LE GEANT

giuglietta

Conte des Dunes

LE GEANT

Dans les Dunes vivait un Géant.

Il y vivait heureux et y prenait des bains.

Le jour, de longs bains de sable, et sa peau était douce car le frottement du sable en affinait le grain.

De longs bains de soleil et sa peau était rose au printemps. Rougissante l'été et dorée comme un caramel à l'automne.

L'hiver, comme tout le monde, le Géant était blanc, sauf pour les gens qui sont noirs, se confondant avec le ciel pale sous lequel le sable des Dunes blanchissait aussi.

Les soirs -sauf en hiver- le Géant se baignait aussi, seul, dans l'Océan. Il s'ébrouait, éclaboussant le haut vol des oiseaux.

Des bains de sable, de soleil et de mer.

Le Géant aimait ça, pourtant, plus que tout, il aurait bien voulu se prendre un bain de foule.

Mais c'était interdit.

A proprement parler -le Géant était, on s'en doute, d'une propreté admirable- il n'existait pas d'arrêté municipal, départemental, encore moins régional, pour les lui interdire, ces fameux bains de foule.

Sur la Plage, en bas des Dunes, aucun panneau ne portait l'inscription : Interdit aux Géants !

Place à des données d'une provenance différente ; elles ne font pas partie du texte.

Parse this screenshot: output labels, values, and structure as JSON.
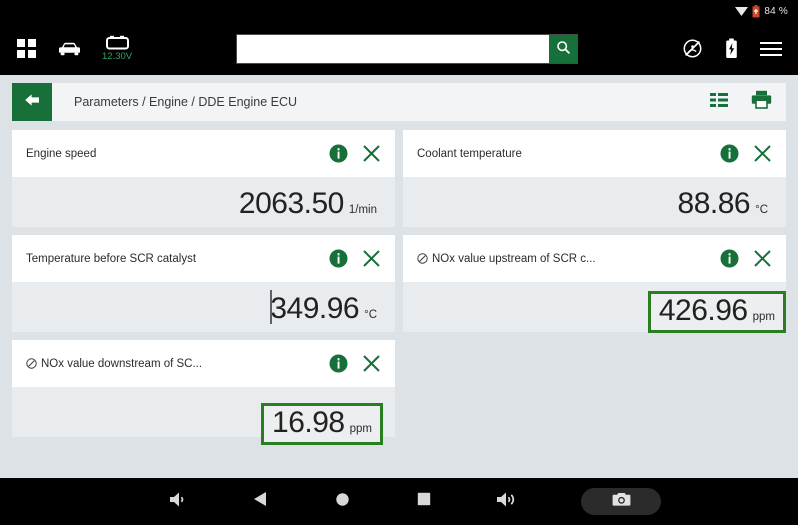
{
  "statusbar": {
    "wifi_icon": "wifi-triangle-icon",
    "battery_icon": "battery-icon",
    "battery_percent": "84 %"
  },
  "topbar": {
    "apps_icon": "apps-grid-icon",
    "vehicle_icon": "car-icon",
    "voltage_icon": "battery-voltage-icon",
    "voltage_label": "12.30V",
    "search": {
      "value": "",
      "placeholder": "",
      "button_icon": "search-icon"
    },
    "no_connection_icon": "no-connection-icon",
    "charging_icon": "battery-charging-icon",
    "menu_icon": "hamburger-menu-icon"
  },
  "breadcrumb": {
    "back_icon": "back-arrow-icon",
    "path": "Parameters / Engine / DDE Engine ECU",
    "list_view_icon": "list-view-icon",
    "print_icon": "printer-icon"
  },
  "colors": {
    "accent_green": "#17703a",
    "highlight_green": "#2a7d20",
    "voltage_green": "#2fa862",
    "page_bg": "#dde2e6",
    "card_head_bg": "#ffffff",
    "card_value_bg": "#e9ecee"
  },
  "cards": [
    {
      "title": "Engine speed",
      "prefix_icon": "",
      "value": "2063.50",
      "unit": "1/min",
      "highlighted": false,
      "info_icon": "info-icon",
      "close_icon": "close-icon"
    },
    {
      "title": "Coolant temperature",
      "prefix_icon": "",
      "value": "88.86",
      "unit": "°C",
      "highlighted": false,
      "info_icon": "info-icon",
      "close_icon": "close-icon"
    },
    {
      "title": "Temperature before SCR catalyst",
      "prefix_icon": "",
      "value": "349.96",
      "unit": "°C",
      "highlighted": false,
      "caret": true,
      "info_icon": "info-icon",
      "close_icon": "close-icon"
    },
    {
      "title": "NOx value upstream of SCR c...",
      "prefix_icon": "blocked-circle-icon",
      "value": "426.96",
      "unit": "ppm",
      "highlighted": true,
      "info_icon": "info-icon",
      "close_icon": "close-icon"
    },
    {
      "title": "NOx value downstream of SC...",
      "prefix_icon": "blocked-circle-icon",
      "value": "16.98",
      "unit": "ppm",
      "highlighted": true,
      "info_icon": "info-icon",
      "close_icon": "close-icon"
    }
  ],
  "navbar": {
    "buttons": [
      {
        "name": "volume-down-button",
        "icon": "volume-down-icon"
      },
      {
        "name": "back-button",
        "icon": "triangle-back-icon"
      },
      {
        "name": "home-button",
        "icon": "circle-home-icon"
      },
      {
        "name": "recents-button",
        "icon": "square-recents-icon"
      },
      {
        "name": "volume-up-button",
        "icon": "volume-up-icon"
      }
    ],
    "screenshot_button": {
      "name": "screenshot-button",
      "icon": "camera-icon"
    }
  }
}
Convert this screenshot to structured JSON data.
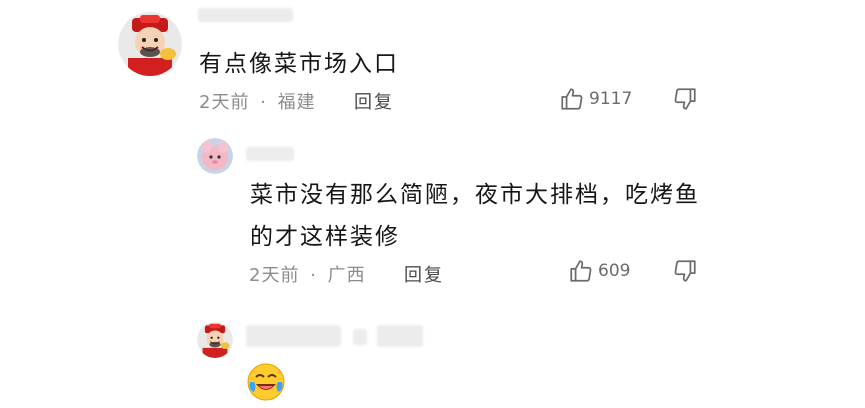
{
  "comments": [
    {
      "text": "有点像菜市场入口",
      "time": "2天前",
      "separator": "·",
      "location": "福建",
      "reply_label": "回复",
      "likes": "9117",
      "avatar_icon": "caishen-avatar-icon"
    },
    {
      "text": "菜市没有那么简陋，夜市大排档，吃烤鱼的才这样装修",
      "time": "2天前",
      "separator": "·",
      "location": "广西",
      "reply_label": "回复",
      "likes": "609",
      "avatar_icon": "pink-cartoon-avatar-icon"
    },
    {
      "emoji": "laughing-crying-emoji",
      "avatar_icon": "caishen-avatar-icon"
    }
  ],
  "colors": {
    "meta_gray": "#8c8c8c",
    "text_dark": "#161616",
    "icon_gray": "#6b6b6b"
  }
}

L'accès de la Plage n'était pas permis aux chiens, aux pique-niques, aux fumeurs, aux nomades, aux démarcheurs, aux naturistes, non plus qu'aux vendeurs-à-la-sauvette.

Depuis peu, un employé de la Ville avait rajouté sur ordre du Conseil : Interdit aux migrants !

La peinture était fraîche.

Toutefois, le Géant le savait, il lui fallait éviter de se promener le long de l'Océan, au milieu des serviettes, parasols, bouées, transistors (les transistors étaient interdits, mais comme tout le monde téléphonait en été sur la Plage, personne n'avait le temps d'écouter la radio).

La Maman du Géant le lui avait répété autrefois, bien souvent :

tu ne dois jamais, l'été, te promener aux heures de pointe sur la Plage

oui Maman

Sa Maman était morte depuis plutôt longtemps. Tellement longtemps que le Géant se souvenait à peine de son doux et large visage, de ses yeux comme des soucoupes, sa poitrine dodue comme ses fesses, ses mains épaisses de Maman, de son gros ventres ni de ses vastes pieds.

Elle était morte lorsqu'il avait cinq ans. Il l'ignorait, mais savait bien qu'alors, il n'était pas si grand.

Et aujourd'hui, au fond, c'était encore un tout petit Géant.

Qui, souvent, se sentait seul, malgré les lointains oiseaux, les bains de sable, bains de soleil et bains de mer.

La solitude, on le sait, peut vous rendre imprudent.

Aussi, un jour d'ennui, car parfois l'ennui va de pair avec la solitude, le petit Géant s'avança à grands pas, imprudemment, hors des Dunes, abordant la Plage interdite, et l'on était début septembre seulement.

Alors, des cris, des rires étranglés, des envols de serviettes, des lâchers de portables, de bouées, des menaces l'accueillirent et lui firent si peur qu'il s'enfuit bien vite, à larges enjambées tout au creux de ses Dunes.

Haletant, il s'enfouit dans le sable. Et pleura, comme font les enfants que la méchanceté, la première fois, surprend.

D'une main bouchant son nez, et de l'autre creusant, il s'enfonça toujours plus dans le sable, comme c'était amusant, peu après il avait creusé un tunnel et peu après encore -le temps n 'est pas le même dans la vie des Géants- surgit enfin...au milieu de Dunes, de Dunes de sable blanc.

Étonnant.

Alors, pour affiner le grain de sa peau, il prit des bains de sable.

Par habitude prit aussi de longs bains de soleil. Le soleil était chaud, fort, brûlant. Il devint noir, comme tout le monde, sauf pour ceux qui sont blancs.

Et un jour,soudain, des noirs l'entourèrent, dansaient autour de lui et voulaient le toucher,le prier, l'adorer peut-être et ils étaient gentils pensa-t-il, comme avant sa Maman.

Le Géant prenait enfin son premier bain de foule. C'était une petite foule, le campement de quelques nomades seulement.

Désormais, grandissant toujours plus dans l'infini des Dunes, le Géant prend encore et encore des bains de sable le jour, et des bains de soleil souvent. Une fois l'an, les nomades reviennent, et sans notion du temps, il les attend un peu, chaque fois il est content.

De prendre un bain de foule...pourtant... il regrette l'Océan.

Regrette l'Océan mais sait qu'il est facile d'exaucer ses rêves : il suffit de retenir son souffle, et de creuser obstinément.